On 9 September 2008, the Constitutional Court of Thailand delivered a decision that Prime Minister Samak Sundaravej had performed acts in breach of Section 267 of the Constitution of the Kingdom of Thailand (2007) which prevents conflict of interest. Sundaravej, after assuming the premiership, had engaged in a cookery show business through being the emcee for TV shows. According to the procedure for termination of a premiership, the entire Council of Ministers needed to step down together with Sundaravej. The ruling, however, did not bar him from standing again for prime minister. All the ministers other than Sundaravej remained in a caretaker position until a new administration was installed. Karn Tienkaew, deputy leader of Samak's People's Power Party, said it planned to propose a parliamentary vote Wednesday on returning Samak to power: "Samak still has legitimacy.
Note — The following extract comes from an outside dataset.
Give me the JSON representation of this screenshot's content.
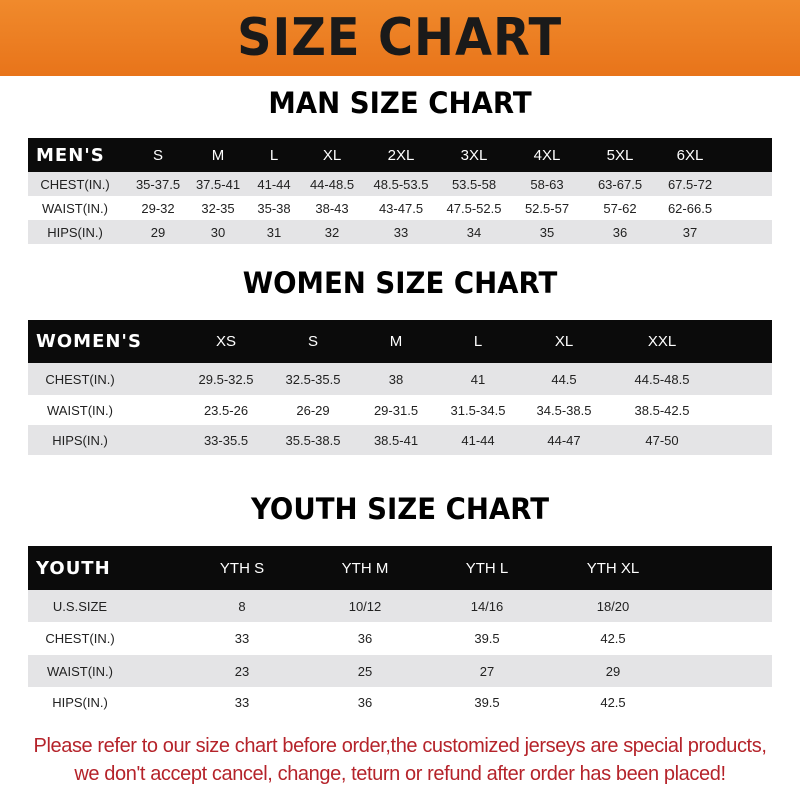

The party still hopes to vote him back unless he says no. Otherwise we have many other capable candidates."
On 5 and 4 October 2008, respectively, Chamlong Srimuang and rally organiser, Chaiwat Sinsuwongse of the People's Alliance for Democracy, were detained by the Thai police led by Col. Sarathon Pradit, by virtue of 27 August arrest warrant for insurrection, conspiracy, illegal assembly and refusing orders to disperse (treason) against him and 8 other protest leaders. At the Government House, Sondhi Limthongkul, however, stated demonstrations would continue: "I am warning you, the government and police, that you are putting fuel on the fire. Once you arrest me, thousands of people will tear you apart." Srimuang's wife, Ying Siriluck visited him at the Border Patrol Police Region 1, Pathum Thani. Other PAD members still wanted by police include Sondhi, activist MP Somkiat Pongpaibul and PAD leaders Somsak Kosaisuk and Pibhop Dhongchai.